David Ndii, President William Ruto’s chief economic adviser, and his wife, Mwende Gatabaki, are involved in a high-stakes healthcare deal as Kenya overhauls its public health system.
Through their consulting firm, Apeiro Ltd., Ndii and Gatabaki reportedly secured a leading role in implementing the Social Health Authority (SHA), which is part of the government’s plan to replace the National Health Insurance Fund (NHIF) with a new financing structure.
This SHA project, with an estimated budget of over Sh104 billion, aims to enhance universal health coverage by consolidating funds for various health needs, including primary care, critical illness, and emergency services.
The transition, however, has sparked public debate, especially given the firm’s close links to key players in Ruto’s administration.
Under the SHA framework, every Kenyan household will be required to contribute a percentage of their monthly income to the Social Health Insurance Fund (SHIF), with higher-income families facing a more significant financial obligation.
The SHA’s structure also includes the Emergency, Chronic, and Critical Illnesses Fund and the Primary Healthcare Fund, which together will require hundreds of billions annually.
This major shift moves away from the flat-rate NHIF contributions, effectively increasing payments for wealthier families.
Apeiro Ltd., in which Gatabaki holds a prominent position, is a leading member of the consortium overseeing the SHA’s technical and operational setup.
This consortium also includes Safaricom, which holds a 22.6% stake and is chaired by Adil Khawaja, a close ally of President Ruto.
The SHA contract’s lack of competitive bidding has drawn criticism, particularly from Members of Parliament who argue that politically connected elites may be gaining unfair advantages.
Apeiro Ltd., registered only recently, controls a 59.5% stake in the project, with international connections to the Abu Dhabi-based International Holding Company (IHC) and links to India’s Adani Group.
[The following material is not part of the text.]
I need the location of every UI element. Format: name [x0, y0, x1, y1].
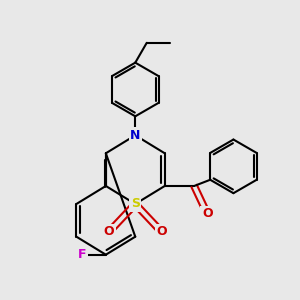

Adani’s involvement in Kenyan infrastructure, especially its bid to manage Nairobi’s Jomo Kenyatta International Airport (JKIA), has also led to public pushback, adding to concerns about foreign influence over crucial sectors like healthcare.
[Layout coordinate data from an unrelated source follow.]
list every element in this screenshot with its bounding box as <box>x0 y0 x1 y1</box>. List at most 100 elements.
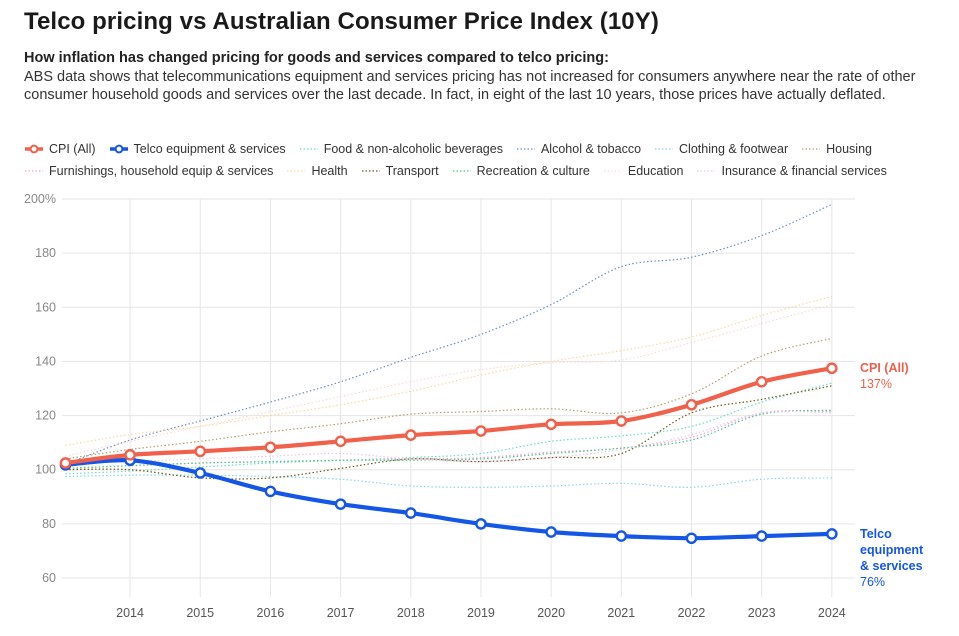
legend-item-food-and-non-alcoholic-beverages[interactable]: Food & non-alcoholic beverages <box>299 142 503 156</box>
legend-item-recreation-and-culture[interactable]: Recreation & culture <box>452 164 590 178</box>
legend-item-cpi-all[interactable]: CPI (All) <box>24 142 96 156</box>
point-telco-equipment-and-services-11 <box>826 528 838 540</box>
legend-item-housing[interactable]: Housing <box>801 142 872 156</box>
point-cpi-all-4 <box>334 435 347 448</box>
y-tick-label-100: 100 <box>35 463 56 477</box>
x-tick-label-2023: 2023 <box>748 606 776 620</box>
legend-item-furnishings-household-equip-and-services[interactable]: Furnishings, household equip & services <box>24 164 273 178</box>
legend-item-clothing-and-footwear[interactable]: Clothing & footwear <box>654 142 788 156</box>
point-cpi-all-1 <box>124 449 136 461</box>
point-telco-equipment-and-services-9 <box>685 532 698 545</box>
legend-item-insurance-and-financial-services[interactable]: Insurance & financial services <box>696 164 887 178</box>
series-line-recreation-and-culture <box>65 409 832 469</box>
legend-swatch-transport <box>361 170 380 172</box>
legend-swatch-furnishings-household-equip-and-services <box>25 170 43 172</box>
x-tick-label-2024: 2024 <box>818 606 846 620</box>
series-line-education <box>65 304 832 457</box>
y-tick-label-80: 80 <box>42 517 56 531</box>
point-cpi-all-0 <box>59 457 72 469</box>
y-tick-label-200: 200% <box>24 192 56 206</box>
gridlines: 60 80 100 120 140 160 180 200% 2014 2015 2016 2017 2… <box>24 192 855 620</box>
legend-row-1: CPI (All) Telco equipment & services Food … <box>24 138 944 160</box>
y-tick-label-160: 160 <box>35 300 56 314</box>
legend-swatch-recreation-and-culture <box>452 170 471 172</box>
point-cpi-all-6 <box>475 425 487 437</box>
series-line-cpi-all <box>65 366 833 466</box>
x-tick-label-2015: 2015 <box>186 606 214 620</box>
legend-label-telco-equipment-and-services: Telco equipment & services <box>133 142 286 156</box>
end-label-cpi-all: CPI (All) 137% <box>860 361 909 391</box>
y-tick-label-180: 180 <box>35 246 56 260</box>
point-telco-equipment-and-services-10 <box>755 530 768 542</box>
y-tick-label-140: 140 <box>35 354 56 368</box>
point-cpi-all-9 <box>685 398 698 411</box>
legend-swatch-telco-equipment-and-services <box>109 144 128 154</box>
legend-label-clothing-and-footwear: Clothing & footwear <box>679 142 789 156</box>
point-cpi-all-5 <box>404 429 417 441</box>
series-line-clothing-and-footwear <box>65 474 832 488</box>
x-tick-label-2021: 2021 <box>607 606 635 620</box>
legend-swatch-education <box>603 170 622 172</box>
legend-label-health: Health <box>311 164 348 178</box>
legend-swatch-clothing-and-footwear <box>655 148 674 150</box>
x-tick-label-2018: 2018 <box>397 606 425 620</box>
chart-subtitle: ABS data shows that telecommunications e… <box>24 69 916 103</box>
legend-item-health[interactable]: Health <box>286 164 348 178</box>
legend-swatch-health <box>287 170 306 172</box>
series-line-telco-equipment-and-services <box>65 457 832 541</box>
point-cpi-all-2 <box>194 445 207 458</box>
end-label-name-telco-equipment-and-services-0: Telco <box>860 527 892 541</box>
legend-label-alcohol-and-tobacco: Alcohol & tobacco <box>540 142 642 156</box>
legend-item-alcohol-and-tobacco[interactable]: Alcohol & tobacco <box>516 142 641 156</box>
series-cpi-all <box>59 362 838 469</box>
legend-item-telco-equipment-and-services[interactable]: Telco equipment & services <box>109 142 286 156</box>
chart-legend: CPI (All) Telco equipment & services Food … <box>24 138 944 182</box>
legend-swatch-food-and-non-alcoholic-beverages <box>299 148 318 150</box>
end-label-value-cpi-all: 137% <box>860 377 892 391</box>
point-cpi-all-11 <box>826 362 838 375</box>
legend-row-2: Furnishings, household equip & services H… <box>24 160 944 182</box>
legend-label-education: Education <box>627 164 684 178</box>
legend-swatch-alcohol-and-tobacco <box>516 148 535 150</box>
point-cpi-all-7 <box>545 418 557 431</box>
legend-label-insurance-and-financial-services: Insurance & financial services <box>721 164 887 178</box>
point-telco-equipment-and-services-6 <box>475 518 487 530</box>
series-line-insurance-and-financial-services <box>65 410 832 465</box>
end-label-name-cpi-all-0: CPI (All) <box>860 361 909 375</box>
chart-subtitle-heading: How inflation has changed pricing for go… <box>24 50 609 66</box>
point-telco-equipment-and-services-7 <box>545 526 557 538</box>
series-line-transport <box>65 385 832 480</box>
series-line-health <box>65 295 832 446</box>
legend-label-cpi-all: CPI (All) <box>49 142 96 156</box>
x-tick-label-2019: 2019 <box>467 606 495 620</box>
x-tick-label-2016: 2016 <box>257 606 285 620</box>
x-tick-label-2020: 2020 <box>537 606 565 620</box>
x-tick-label-2014: 2014 <box>116 606 144 620</box>
legend-label-food-and-non-alcoholic-beverages: Food & non-alcoholic beverages <box>323 142 503 156</box>
legend-swatch-cpi-all <box>25 144 43 154</box>
point-cpi-all-8 <box>615 415 628 427</box>
legend-item-transport[interactable]: Transport <box>361 164 439 178</box>
point-cpi-all-10 <box>755 375 768 388</box>
legend-label-furnishings-household-equip-and-services: Furnishings, household equip & services <box>49 164 274 178</box>
y-tick-label-60: 60 <box>42 571 56 585</box>
end-label-value-telco-equipment-and-services: 76% <box>860 575 885 589</box>
legend-item-education[interactable]: Education <box>603 164 684 178</box>
legend-swatch-insurance-and-financial-services <box>697 170 716 172</box>
series-line-alcohol-and-tobacco <box>65 203 833 465</box>
legend-label-housing: Housing <box>826 142 872 156</box>
point-cpi-all-3 <box>264 441 277 454</box>
point-telco-equipment-and-services-3 <box>264 485 277 498</box>
y-tick-label-120: 120 <box>35 409 56 423</box>
x-tick-label-2017: 2017 <box>327 606 355 620</box>
point-telco-equipment-and-services-2 <box>194 467 207 479</box>
end-label-name-telco-equipment-and-services-1: equipment <box>860 543 924 557</box>
legend-label-transport: Transport <box>385 164 439 178</box>
point-telco-equipment-and-services-8 <box>615 530 628 542</box>
chart-title: Telco pricing vs Australian Consumer Pri… <box>24 8 659 35</box>
x-tick-label-2022: 2022 <box>678 606 706 620</box>
series-telco-equipment-and-services <box>59 454 838 545</box>
legend-swatch-housing <box>802 148 821 150</box>
point-telco-equipment-and-services-4 <box>334 498 347 510</box>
Further scrutiny has been drawn due to Ndii’s controversial public remarks on Kenyan governance and corruption.
He recently stated, “We will leave Kenya as corrupt as we found it,” which only intensified public and political skepticism surrounding the SHA deal.
Civil society groups argue that the SHA’s costs and reliance on high-profile business players could increase financial burdens on ordinary Kenyans without improving healthcare outcomes.
Despite these criticisms, the government insists the SHA model will ensure sustainable funding and improved healthcare for all citizens, citing the SHA’s design as essential for meeting Kenya’s long-term health goals.
As the SHA project moves forward, it underscores a larger debate about the public-private collaboration model within Kenya’s healthcare.
Supporters argue it could modernize health services, while critics worry it will only deepen inequality and entrench political influence in healthcare.